Wiki EGD/Colonoscopies

Colonoscopy denials

Which carrier are you having problems with? Some carriers won't pay for anesthesia for Upper/Lower endos without certain criteria being met. Morbid obesity, airway issues, other chronic conditions that would make doing the procedure without an anesthesiologist unsafe.
 
We are specifically having problems with the surgeon diagnosising with screening V76.51, then say they find hemorroids. We code with what they find or post op dx and not with the pre-op diagnosis. It affects if the patient has to pay a copay or actually pay there deductible or coinsurance. I have insurances, especially Anthem BCBS tell me I am supposed to be billing with G0105 as the CPT code. I have never billed a G code for anesthesia but I was self taught. I have been trying to research this and cannot find anything. Thank you for your help.
 
If you look at the ICD-9 coding guidelines they state that when the purpose is screening the screening V code remains first-listed regardless of the findings.
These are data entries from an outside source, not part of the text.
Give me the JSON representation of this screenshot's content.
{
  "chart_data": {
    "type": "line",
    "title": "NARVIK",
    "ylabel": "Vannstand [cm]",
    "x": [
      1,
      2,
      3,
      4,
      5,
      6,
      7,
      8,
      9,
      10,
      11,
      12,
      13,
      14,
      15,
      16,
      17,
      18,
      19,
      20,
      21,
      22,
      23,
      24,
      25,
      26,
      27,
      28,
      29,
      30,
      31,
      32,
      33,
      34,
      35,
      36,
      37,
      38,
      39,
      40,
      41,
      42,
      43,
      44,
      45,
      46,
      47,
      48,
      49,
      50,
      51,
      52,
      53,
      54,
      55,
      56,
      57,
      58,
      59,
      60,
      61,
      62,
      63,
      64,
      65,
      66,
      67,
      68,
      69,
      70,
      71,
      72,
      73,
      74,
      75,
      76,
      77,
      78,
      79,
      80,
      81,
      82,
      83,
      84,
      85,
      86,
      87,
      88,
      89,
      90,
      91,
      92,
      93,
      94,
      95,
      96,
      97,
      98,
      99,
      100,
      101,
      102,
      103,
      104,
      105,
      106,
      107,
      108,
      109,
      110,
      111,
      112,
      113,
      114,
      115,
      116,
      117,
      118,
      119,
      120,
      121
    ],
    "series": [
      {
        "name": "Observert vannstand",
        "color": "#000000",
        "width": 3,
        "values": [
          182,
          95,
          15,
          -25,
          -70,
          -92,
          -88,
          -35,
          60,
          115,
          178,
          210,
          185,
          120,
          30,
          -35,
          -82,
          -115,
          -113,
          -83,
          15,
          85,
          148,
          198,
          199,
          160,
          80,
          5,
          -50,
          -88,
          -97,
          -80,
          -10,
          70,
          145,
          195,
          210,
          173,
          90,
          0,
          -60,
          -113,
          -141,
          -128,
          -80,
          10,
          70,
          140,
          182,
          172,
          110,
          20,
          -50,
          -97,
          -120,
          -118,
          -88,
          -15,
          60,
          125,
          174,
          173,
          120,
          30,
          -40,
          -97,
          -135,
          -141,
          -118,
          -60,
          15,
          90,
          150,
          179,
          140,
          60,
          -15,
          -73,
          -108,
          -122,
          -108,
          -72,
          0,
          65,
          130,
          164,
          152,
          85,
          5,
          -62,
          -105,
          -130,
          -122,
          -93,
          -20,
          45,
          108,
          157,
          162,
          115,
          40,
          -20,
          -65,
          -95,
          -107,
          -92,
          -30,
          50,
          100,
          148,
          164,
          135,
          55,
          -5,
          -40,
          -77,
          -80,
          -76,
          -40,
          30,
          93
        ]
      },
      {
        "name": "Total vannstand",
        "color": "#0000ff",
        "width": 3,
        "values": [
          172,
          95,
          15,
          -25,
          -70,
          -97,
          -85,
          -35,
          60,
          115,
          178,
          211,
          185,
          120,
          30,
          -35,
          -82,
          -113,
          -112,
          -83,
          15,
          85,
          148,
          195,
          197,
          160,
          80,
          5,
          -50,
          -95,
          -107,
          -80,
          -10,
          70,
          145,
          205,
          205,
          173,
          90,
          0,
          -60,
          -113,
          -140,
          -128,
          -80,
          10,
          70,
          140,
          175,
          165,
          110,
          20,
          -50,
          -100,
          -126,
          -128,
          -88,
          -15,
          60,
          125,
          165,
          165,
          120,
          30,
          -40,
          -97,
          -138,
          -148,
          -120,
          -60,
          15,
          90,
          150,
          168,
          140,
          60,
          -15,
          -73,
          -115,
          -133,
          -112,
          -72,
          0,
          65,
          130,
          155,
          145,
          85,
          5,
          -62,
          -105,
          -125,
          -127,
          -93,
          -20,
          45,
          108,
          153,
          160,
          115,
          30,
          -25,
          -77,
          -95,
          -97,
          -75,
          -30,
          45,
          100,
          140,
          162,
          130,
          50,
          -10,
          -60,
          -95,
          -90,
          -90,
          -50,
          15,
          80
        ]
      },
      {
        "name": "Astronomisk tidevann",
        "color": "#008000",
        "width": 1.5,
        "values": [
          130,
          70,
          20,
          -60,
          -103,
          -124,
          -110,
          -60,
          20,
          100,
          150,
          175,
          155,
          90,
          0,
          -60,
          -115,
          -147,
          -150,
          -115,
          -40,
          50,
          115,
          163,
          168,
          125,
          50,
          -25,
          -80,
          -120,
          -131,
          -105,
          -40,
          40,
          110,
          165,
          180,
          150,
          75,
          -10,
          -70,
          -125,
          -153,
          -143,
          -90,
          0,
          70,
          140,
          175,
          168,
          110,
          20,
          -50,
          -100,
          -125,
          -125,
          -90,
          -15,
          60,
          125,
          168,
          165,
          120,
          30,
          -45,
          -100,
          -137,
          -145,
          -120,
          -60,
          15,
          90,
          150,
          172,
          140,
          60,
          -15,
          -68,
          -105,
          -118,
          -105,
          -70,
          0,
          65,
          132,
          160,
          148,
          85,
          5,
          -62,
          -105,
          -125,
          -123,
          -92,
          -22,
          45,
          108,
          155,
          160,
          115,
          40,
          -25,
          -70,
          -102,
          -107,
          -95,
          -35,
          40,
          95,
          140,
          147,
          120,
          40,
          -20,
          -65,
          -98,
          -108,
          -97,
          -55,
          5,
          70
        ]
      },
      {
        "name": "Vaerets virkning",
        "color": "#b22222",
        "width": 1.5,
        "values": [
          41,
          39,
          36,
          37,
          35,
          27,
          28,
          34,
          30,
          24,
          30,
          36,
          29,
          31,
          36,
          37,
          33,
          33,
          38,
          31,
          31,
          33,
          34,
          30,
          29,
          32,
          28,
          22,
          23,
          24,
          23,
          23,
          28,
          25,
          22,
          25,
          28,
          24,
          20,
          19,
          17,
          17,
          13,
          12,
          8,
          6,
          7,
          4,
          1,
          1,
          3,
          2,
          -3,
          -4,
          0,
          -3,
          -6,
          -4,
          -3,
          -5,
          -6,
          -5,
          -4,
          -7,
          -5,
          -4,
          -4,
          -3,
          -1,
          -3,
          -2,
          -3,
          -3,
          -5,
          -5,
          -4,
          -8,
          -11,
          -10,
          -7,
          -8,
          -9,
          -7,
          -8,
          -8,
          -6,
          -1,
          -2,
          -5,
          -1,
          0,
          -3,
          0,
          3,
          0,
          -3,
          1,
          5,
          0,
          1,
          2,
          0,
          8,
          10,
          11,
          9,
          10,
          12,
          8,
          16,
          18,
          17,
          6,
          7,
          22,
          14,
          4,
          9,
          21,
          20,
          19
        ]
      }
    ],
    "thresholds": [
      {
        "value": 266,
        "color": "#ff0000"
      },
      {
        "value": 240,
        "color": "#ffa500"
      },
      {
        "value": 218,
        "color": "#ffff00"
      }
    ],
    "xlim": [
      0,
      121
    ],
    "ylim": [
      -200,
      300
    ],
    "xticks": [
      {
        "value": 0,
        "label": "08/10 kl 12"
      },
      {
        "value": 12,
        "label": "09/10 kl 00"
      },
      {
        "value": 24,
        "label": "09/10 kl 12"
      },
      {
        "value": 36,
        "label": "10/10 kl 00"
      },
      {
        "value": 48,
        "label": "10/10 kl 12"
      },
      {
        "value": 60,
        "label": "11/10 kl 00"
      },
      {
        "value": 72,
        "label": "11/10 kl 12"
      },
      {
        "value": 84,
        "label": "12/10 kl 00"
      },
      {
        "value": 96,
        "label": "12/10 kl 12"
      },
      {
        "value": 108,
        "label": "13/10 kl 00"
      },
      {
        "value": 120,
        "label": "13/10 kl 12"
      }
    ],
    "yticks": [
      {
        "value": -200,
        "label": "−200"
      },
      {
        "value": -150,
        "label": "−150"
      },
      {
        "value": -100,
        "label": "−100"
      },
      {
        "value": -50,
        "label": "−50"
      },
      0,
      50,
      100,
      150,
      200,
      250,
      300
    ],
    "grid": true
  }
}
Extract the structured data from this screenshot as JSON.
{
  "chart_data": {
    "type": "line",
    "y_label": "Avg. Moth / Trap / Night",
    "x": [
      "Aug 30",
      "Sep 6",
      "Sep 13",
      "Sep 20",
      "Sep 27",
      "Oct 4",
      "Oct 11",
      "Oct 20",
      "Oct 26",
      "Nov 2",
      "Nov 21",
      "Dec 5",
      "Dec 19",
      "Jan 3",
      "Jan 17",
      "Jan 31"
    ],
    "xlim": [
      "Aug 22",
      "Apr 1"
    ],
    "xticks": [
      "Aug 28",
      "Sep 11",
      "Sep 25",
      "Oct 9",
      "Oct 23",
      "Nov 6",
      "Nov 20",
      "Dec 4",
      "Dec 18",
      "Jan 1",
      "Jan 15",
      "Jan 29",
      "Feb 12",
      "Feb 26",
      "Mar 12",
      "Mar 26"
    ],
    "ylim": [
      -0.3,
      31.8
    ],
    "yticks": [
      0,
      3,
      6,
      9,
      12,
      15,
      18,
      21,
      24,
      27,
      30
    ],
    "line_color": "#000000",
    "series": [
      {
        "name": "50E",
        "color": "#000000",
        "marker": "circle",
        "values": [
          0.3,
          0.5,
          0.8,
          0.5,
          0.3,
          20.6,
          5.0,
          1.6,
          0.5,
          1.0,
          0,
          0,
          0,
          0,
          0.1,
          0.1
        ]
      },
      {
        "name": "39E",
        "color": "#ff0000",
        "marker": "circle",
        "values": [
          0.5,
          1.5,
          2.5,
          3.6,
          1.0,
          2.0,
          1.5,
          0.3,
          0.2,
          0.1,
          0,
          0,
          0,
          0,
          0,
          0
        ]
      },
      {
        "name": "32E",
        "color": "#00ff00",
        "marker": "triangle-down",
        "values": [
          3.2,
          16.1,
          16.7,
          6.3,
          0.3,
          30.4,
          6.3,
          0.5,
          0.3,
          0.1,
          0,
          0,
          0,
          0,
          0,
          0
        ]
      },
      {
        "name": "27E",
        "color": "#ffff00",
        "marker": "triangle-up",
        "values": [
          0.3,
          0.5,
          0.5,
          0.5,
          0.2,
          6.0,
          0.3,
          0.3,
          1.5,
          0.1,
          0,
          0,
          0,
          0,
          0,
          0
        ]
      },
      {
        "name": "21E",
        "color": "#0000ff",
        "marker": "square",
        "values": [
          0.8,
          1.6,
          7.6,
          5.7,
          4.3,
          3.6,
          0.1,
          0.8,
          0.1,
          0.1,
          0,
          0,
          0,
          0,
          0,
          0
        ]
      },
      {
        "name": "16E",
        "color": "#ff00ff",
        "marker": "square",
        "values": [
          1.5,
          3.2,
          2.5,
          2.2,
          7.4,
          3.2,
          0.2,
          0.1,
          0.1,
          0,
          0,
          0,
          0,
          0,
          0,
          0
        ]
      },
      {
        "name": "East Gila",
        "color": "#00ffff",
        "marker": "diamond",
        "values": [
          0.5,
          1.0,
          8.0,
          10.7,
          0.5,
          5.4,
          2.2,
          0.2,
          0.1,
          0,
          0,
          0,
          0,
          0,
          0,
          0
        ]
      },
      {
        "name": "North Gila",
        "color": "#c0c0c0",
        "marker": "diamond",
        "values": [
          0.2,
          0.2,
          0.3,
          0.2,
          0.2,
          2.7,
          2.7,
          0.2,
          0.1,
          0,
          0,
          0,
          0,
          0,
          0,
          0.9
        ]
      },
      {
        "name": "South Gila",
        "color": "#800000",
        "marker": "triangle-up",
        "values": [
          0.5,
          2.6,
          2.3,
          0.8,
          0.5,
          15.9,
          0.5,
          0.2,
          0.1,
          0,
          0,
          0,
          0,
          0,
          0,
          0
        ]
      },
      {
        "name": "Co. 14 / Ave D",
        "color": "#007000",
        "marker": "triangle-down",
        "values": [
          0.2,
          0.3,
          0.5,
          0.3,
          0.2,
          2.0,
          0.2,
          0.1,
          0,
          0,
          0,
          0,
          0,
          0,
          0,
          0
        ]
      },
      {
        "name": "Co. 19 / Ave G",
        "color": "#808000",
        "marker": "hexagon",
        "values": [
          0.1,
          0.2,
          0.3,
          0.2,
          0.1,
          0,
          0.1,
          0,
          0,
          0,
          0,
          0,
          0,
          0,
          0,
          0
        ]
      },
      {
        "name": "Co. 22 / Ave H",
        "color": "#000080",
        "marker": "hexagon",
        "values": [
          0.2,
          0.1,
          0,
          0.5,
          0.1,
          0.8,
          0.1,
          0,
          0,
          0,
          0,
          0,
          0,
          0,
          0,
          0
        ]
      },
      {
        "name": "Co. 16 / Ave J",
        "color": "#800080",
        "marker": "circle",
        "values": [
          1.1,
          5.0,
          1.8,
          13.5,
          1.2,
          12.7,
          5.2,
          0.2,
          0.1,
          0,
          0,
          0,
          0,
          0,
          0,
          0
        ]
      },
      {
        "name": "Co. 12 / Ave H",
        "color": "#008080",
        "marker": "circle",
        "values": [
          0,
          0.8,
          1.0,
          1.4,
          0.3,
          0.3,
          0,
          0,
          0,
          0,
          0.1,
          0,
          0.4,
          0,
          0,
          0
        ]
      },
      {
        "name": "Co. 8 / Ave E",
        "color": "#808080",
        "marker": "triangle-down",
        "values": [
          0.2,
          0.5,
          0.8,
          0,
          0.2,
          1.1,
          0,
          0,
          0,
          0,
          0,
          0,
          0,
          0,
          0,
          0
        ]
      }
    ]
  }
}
The CPT code must change from the screening G code to the diagnostic CPT code when a bx or polypectomy is done. However if the findings state hemorrhoids and no other diagnostic procedure is performed, then the hemorrhoids are and incidental finding and the first-listed dx code must be the V code for screening, the hemorrhoids may be listed as a secondary dx and the procedure would be the G code for Medicare and any other commercial carrier that prefers the G code for screening colonoscopy.
 
A great big YES!! We have found that pretty much all of our payers accross the board in 5 different states want the V code first. So, my advice is, if the screening dx is given, regardless what they find in the course of the procedure, code it first, code second any findings.